事前に聞いていた話と違ったのだ。若い女だとは知らなかった。それで、驚いてしまった。それだけ。六番は、それ以上喋る気にはなれなかった。結局、四番が俺の代わりに殺したんだから、同じだ。
◇
そこまで喋って、対象者はかくんと落ちた。大丈夫ですか。声をかけるが、返事はない。眠っているようだった。鳥人はしばらくは困ったように様子を見ていたが、結局部屋のすみまで歩いて行き、壁に据え付けられたベルを鳴らした。
二人が黙ってしまうと、真っ白なこの部屋は、ぴんと張りつめた沈黙に覆われた。
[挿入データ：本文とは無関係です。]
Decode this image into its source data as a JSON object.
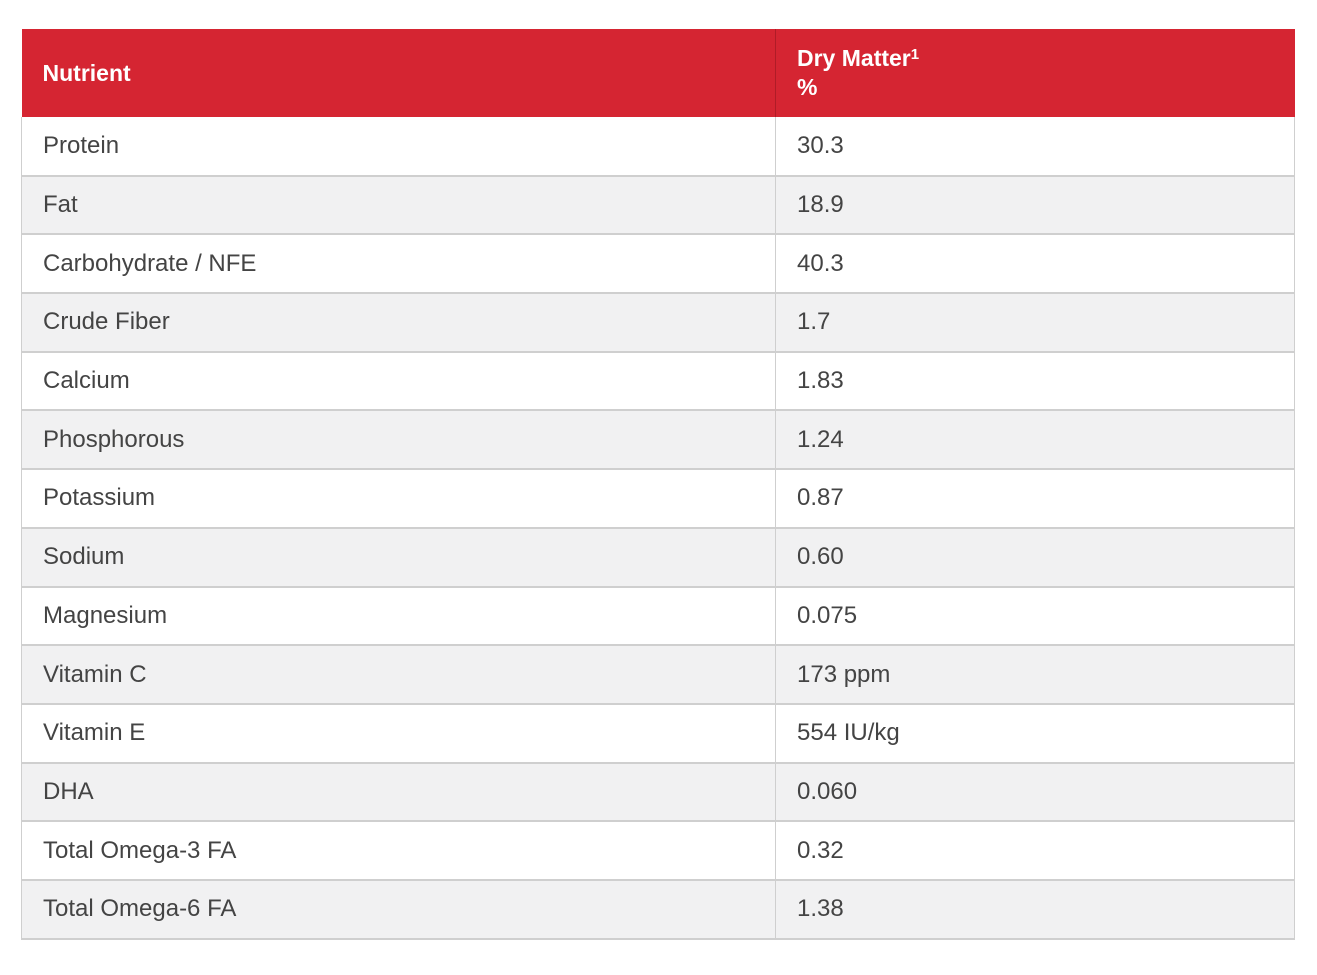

鳥人は、身じろぎもせず、部屋のすみから全体を見渡した。窓もない部屋、柵のあちらとこちらに一つずつ据えられた白塗りの鉄扉。黒々とした鉄柵が、視界を均等に裂いている。柵のあちら側で、うなじを晒して項垂れるように眠る対象者の姿が見えている。鳥人は、対象者の丸く硬い骨が確りと守る内側のものについて考えた。ほどなくして、鉄扉がガアンと音をたてて開き、職員たちが入ってくる。
「鎮静剤、多かったですかねえ」
顔覆いをつけていない男が、独り言のように言った。どうも雑に扱ってしまって、いけませんね。
「うまくいかなかったんですね」
そして鳥人ほうを向き直り、かすかに首をかしげて言った。鳥人は目を伏せる。
「仕方ない。明日もお願いできますね?」
鳥人は頷いたが、男はすでにそれを見ておらず、柵の向こう側で頭を垂れる対象者を覗き込んでいた。男は、鳥人はいいえと答えることができないことを知っていた。
「さあ、“戻し”て。」
断ち切るように、男はそう指示する。顔覆いをつけた職員たちが鳥人の両腕を拘束してマントの下の戻し、目に遮蔽帯を被せ、長い髪を結わえて布を巻き、耳を覆った。そして鳥人は、職員に誘導されるまま、鉄扉の先のほの暗い廊下に消えていった。